Порыв ветра подхватил листок, надул колоколом рубашку Володи, зашевелил полы капитанского тулупа. Быстро светало.
- Они там понятия не имеют о наших условиях, - брюзжал капитан. - У нас на палубе электромоторы и всякая всячина. Механик говорил, что достаточно искры, какая бывает в электромоторах, и произойдет взрыв. А кто будет отвечать, позвольте спросить?..
- Они просили подтвердить исполнение, - напомнил Володя. - Разрешите передать?
- Подожди, голубчик. Я говорю: кто будет отвечать? Разумеется, капитан! Они только составляют планы да пишут приказы, а капитан выполняй. Вот взять да и Отказаться! Не можем, мол, менять род груза без специального осмотра судна. Пусть назначат комиссию, составят акт, а тогда хоть бензин грузите.
- Так, значит, передать, что мы отказываемся? - спросил Володя, повертываясь к двери. Его трясло от ледяного ветра, и ему хотелось двигаться. Он по опыту знал, как трудно прервать капитана, когда тот заговорит об ответственности и береговом начальстве. - Я уж передам, Евгений Степанович, не беспокойтесь!
- Постой, ну куда же ты? - всполохнулся капитан, суетливо оглядываясь и отыскивая депешу. - Так нельзя сразу... Ведь начнутся нарекания: срыв плана, то да се... Где Касацкий?
- Спит в каюте.
- Разбуди его... или нет, не надо, лучше позови механика, голубчик. Мы подумаем.
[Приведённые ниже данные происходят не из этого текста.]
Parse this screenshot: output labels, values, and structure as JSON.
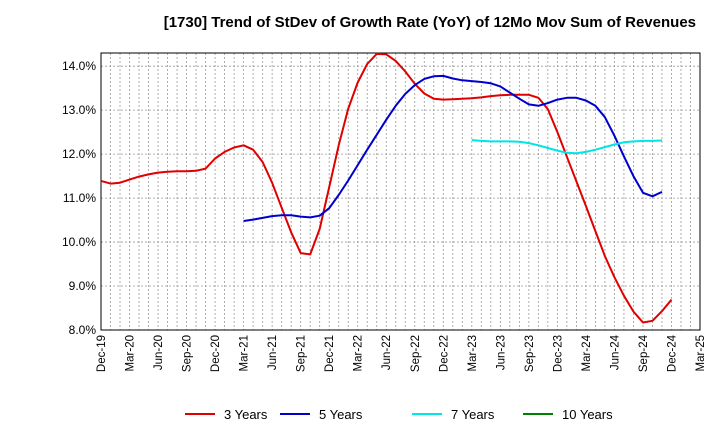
{
  "chart_data": {
    "type": "line",
    "title": "[1730]  Trend of StDev of Growth Rate (YoY) of 12Mo Mov Sum of Revenues",
    "xlabel": "",
    "ylabel": "",
    "ylim": [
      8.0,
      14.3
    ],
    "y_ticks": [
      8.0,
      9.0,
      10.0,
      11.0,
      12.0,
      13.0,
      14.0
    ],
    "y_tick_labels": [
      "8.0%",
      "9.0%",
      "10.0%",
      "11.0%",
      "12.0%",
      "13.0%",
      "14.0%"
    ],
    "x_tick_labels": [
      "Dec-19",
      "Mar-20",
      "Jun-20",
      "Sep-20",
      "Dec-20",
      "Mar-21",
      "Jun-21",
      "Sep-21",
      "Dec-21",
      "Mar-22",
      "Jun-22",
      "Sep-22",
      "Dec-22",
      "Mar-23",
      "Jun-23",
      "Sep-23",
      "Dec-23",
      "Mar-24",
      "Jun-24",
      "Sep-24",
      "Dec-24",
      "Mar-25"
    ],
    "grid": true,
    "legend_position": "bottom",
    "series": [
      {
        "name": "3 Years",
        "color": "#e00000",
        "start_index": 0,
        "values": [
          11.39,
          11.33,
          11.35,
          11.42,
          11.49,
          11.54,
          11.58,
          11.6,
          11.61,
          11.61,
          11.62,
          11.67,
          11.9,
          12.05,
          12.15,
          12.2,
          12.1,
          11.82,
          11.35,
          10.78,
          10.22,
          9.75,
          9.72,
          10.3,
          11.25,
          12.2,
          13.03,
          13.63,
          14.05,
          14.28,
          14.27,
          14.12,
          13.88,
          13.6,
          13.38,
          13.26,
          13.24,
          13.25,
          13.26,
          13.27,
          13.29,
          13.32,
          13.34,
          13.35,
          13.35,
          13.35,
          13.28,
          13.02,
          12.5,
          11.94,
          11.38,
          10.82,
          10.25,
          9.68,
          9.2,
          8.78,
          8.42,
          8.17,
          8.21,
          8.43,
          8.69
        ]
      },
      {
        "name": "5 Years",
        "color": "#0000cc",
        "start_index": 15,
        "values": [
          10.48,
          10.51,
          10.55,
          10.59,
          10.61,
          10.61,
          10.58,
          10.56,
          10.6,
          10.77,
          11.07,
          11.4,
          11.75,
          12.1,
          12.44,
          12.78,
          13.1,
          13.37,
          13.57,
          13.71,
          13.77,
          13.78,
          13.72,
          13.68,
          13.66,
          13.64,
          13.61,
          13.54,
          13.4,
          13.26,
          13.13,
          13.1,
          13.16,
          13.24,
          13.28,
          13.28,
          13.22,
          13.1,
          12.84,
          12.42,
          11.95,
          11.5,
          11.12,
          11.04,
          11.14
        ]
      },
      {
        "name": "7 Years",
        "color": "#00e5e5",
        "start_index": 39,
        "values": [
          12.32,
          12.3,
          12.29,
          12.29,
          12.29,
          12.28,
          12.25,
          12.2,
          12.14,
          12.08,
          12.03,
          12.02,
          12.05,
          12.1,
          12.16,
          12.22,
          12.27,
          12.29,
          12.3,
          12.3,
          12.31
        ]
      },
      {
        "name": "10 Years",
        "color": "#008000",
        "start_index": 0,
        "values": []
      }
    ]
  }
}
Солнце вынырнуло на поверхность моря, и над ним заалели нижние края кудрявых облаков. Порозовели белые надстройки судна, по воде заплясали огненные завитки, и свет электрического фонаря в рубке растаял, превратившись в крошечное белое пятно.
С севера, посылая впереди себя растрепанные клочья облаков, похожие на хлопья серого дыма, надвигалась тяжелая сизая туча. И оттуда же, с севера, точно отражая то, что происходило в небе, гнало море мелкие торопливые волны, вскипавшие светлой пеной. Из трубы "Дербента" вылетали серые кольца дыма, ветер подхватывал их, сминал и кидал на палубу.
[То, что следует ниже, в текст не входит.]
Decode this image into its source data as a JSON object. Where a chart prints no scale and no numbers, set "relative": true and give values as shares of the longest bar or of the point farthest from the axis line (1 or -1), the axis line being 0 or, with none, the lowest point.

- Норд идет, - сказал Евгений Степанович, запахивая тулуп, - настоящий норд, осенний. И барометр падает.
На мостике ветер хлестнул ему в лицо и, забравшись за воротник, пощекотал спину холодными пальцами. Внизу мягко и гулко захлопал шлюпочный брезент, раздуваемый ветром. Рулевой за окном оглянулся на шаги капитана, перехватывая штурвал.
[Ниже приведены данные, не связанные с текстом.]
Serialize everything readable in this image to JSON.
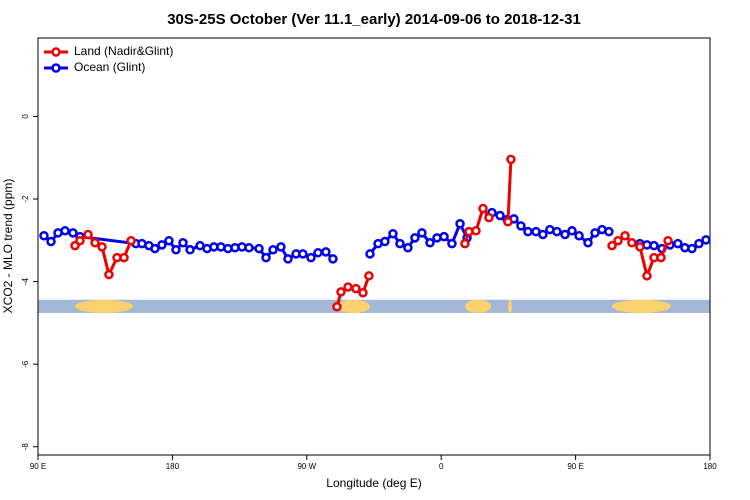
{
  "chart_data": {
    "type": "line",
    "title": "30S-25S October (Ver 11.1_early)   2014-09-06 to 2018-12-31",
    "x_label": "Longitude (deg E)",
    "y_label": "XCO2 - MLO trend (ppm)",
    "xlim": [
      90,
      540
    ],
    "ylim": [
      -8.2,
      1.9
    ],
    "xticks": [
      {
        "value": 90,
        "label": "90 E"
      },
      180,
      {
        "value": 270,
        "label": "90 W"
      },
      {
        "value": 360,
        "label": "0"
      },
      {
        "value": 450,
        "label": "90 E"
      },
      {
        "value": 540,
        "label": "180"
      }
    ],
    "yticks": [
      0,
      -2,
      -4,
      -6,
      -8
    ],
    "legend": "top-left",
    "band": {
      "y": [
        -4.76,
        -4.44
      ],
      "color": "#a3b8d6",
      "land_color": "#fad36e",
      "land": [
        [
          114.8,
          153.6
        ],
        [
          290.2,
          312.3
        ],
        [
          376.0,
          393.4
        ],
        [
          404.7,
          407.4
        ],
        [
          474.4,
          513.9
        ]
      ]
    },
    "series": [
      {
        "name": "Land (Nadir&Glint)",
        "color": "#ee0000",
        "x": [
          114.8,
          118.1,
          123.5,
          128.2,
          132.9,
          137.5,
          142.9,
          147.6,
          152.3,
          null,
          290.2,
          292.9,
          297.6,
          302.9,
          307.6,
          311.6,
          null,
          375.9,
          378.6,
          383.3,
          388.0,
          392.0,
          null,
          404.7,
          406.7,
          null,
          474.4,
          478.4,
          483.1,
          487.7,
          493.1,
          497.8,
          502.5,
          507.2,
          511.9
        ],
        "values": [
          -3.13,
          -3.01,
          -2.86,
          -3.06,
          -3.16,
          -3.83,
          -3.42,
          -3.42,
          -3.01,
          null,
          -4.61,
          -4.25,
          -4.13,
          -4.17,
          -4.27,
          -3.86,
          null,
          -3.08,
          -2.79,
          -2.77,
          -2.23,
          -2.45,
          null,
          -2.55,
          -1.04,
          null,
          -3.13,
          -3.01,
          -2.89,
          -3.06,
          -3.16,
          -3.86,
          -3.42,
          -3.42,
          -3.01
        ]
      },
      {
        "name": "Ocean (Glint)",
        "color": "#0000ee",
        "x": [
          94.0,
          98.7,
          103.4,
          108.1,
          113.4,
          118.1,
          155.6,
          159.6,
          164.3,
          168.3,
          173.0,
          177.7,
          182.4,
          187.1,
          191.8,
          198.5,
          203.2,
          207.8,
          212.5,
          217.2,
          221.9,
          226.6,
          231.3,
          238.0,
          242.7,
          247.4,
          252.7,
          257.4,
          262.8,
          267.4,
          272.8,
          277.5,
          282.8,
          287.5,
          null,
          312.3,
          317.7,
          322.3,
          327.7,
          332.4,
          337.7,
          342.4,
          347.1,
          352.5,
          357.2,
          361.9,
          367.2,
          372.6,
          377.3,
          null,
          394.0,
          399.4,
          404.1,
          408.7,
          413.4,
          418.1,
          423.5,
          428.1,
          432.8,
          437.5,
          442.9,
          447.6,
          452.3,
          458.3,
          463.0,
          467.7,
          472.3,
          null,
          493.1,
          497.8,
          502.5,
          507.8,
          513.2,
          518.5,
          523.2,
          527.9,
          532.6,
          537.3
        ],
        "values": [
          -2.89,
          -3.03,
          -2.82,
          -2.77,
          -2.82,
          -2.91,
          -3.08,
          -3.08,
          -3.13,
          -3.2,
          -3.11,
          -3.01,
          -3.23,
          -3.06,
          -3.23,
          -3.13,
          -3.2,
          -3.16,
          -3.16,
          -3.2,
          -3.18,
          -3.16,
          -3.18,
          -3.2,
          -3.42,
          -3.23,
          -3.16,
          -3.45,
          -3.33,
          -3.33,
          -3.42,
          -3.3,
          -3.28,
          -3.45,
          null,
          -3.33,
          -3.08,
          -3.03,
          -2.84,
          -3.08,
          -3.18,
          -2.94,
          -2.82,
          -3.06,
          -2.94,
          -2.91,
          -3.08,
          -2.6,
          -2.94,
          null,
          -2.33,
          -2.4,
          -2.5,
          -2.48,
          -2.65,
          -2.79,
          -2.79,
          -2.86,
          -2.74,
          -2.79,
          -2.86,
          -2.77,
          -2.89,
          -3.06,
          -2.82,
          -2.74,
          -2.79,
          null,
          -3.08,
          -3.11,
          -3.13,
          -3.2,
          -3.11,
          -3.08,
          -3.18,
          -3.2,
          -3.08,
          -2.99
        ]
      }
    ]
  }
}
"Теперь уж скоро конец навигации, - думал Евгений Степанович, спускаясь по трапу. - Сколько еще осталось? Ноябрь, декабрь... нет, половина декабря. Сколько дней в ноябре?"
Навстречу ему вышел механик и прикоснулся к козырьку фуражки. Лицо его от ветра было красно и казалось опухшим и сердитым. Он молчал, глядя куда-то в сторону, словно не желая начинать разговор, и угрюмо, прятал подбородок в поднятый воротник бушлата.
"Не любит он меня, - подумал Евгений Степанович с тоской. - Касацкий прав. И зачем только я его позвал? Надо было разбудить Касацкого. О чем с ним говорить?"
- Хорошо, что вы не спите, - сказал он вслух приветливым тоном, видите, что надвигается? Теперь ждите шторма баллов на десять, не меньше! А тут еще приходится менять курс. Слыхали?
- Мне радист говорил, - отозвался Басов. Он оглянулся, как бы отыскивая радиста, и, не найдя, снова стал смотреть на воду.
Евгений Степанович почувствовал себя оскорбленным, но в то же время что-то тянуло его продолжать разговор, хотелось расположить в свою пользу этого недоброжелательного человека.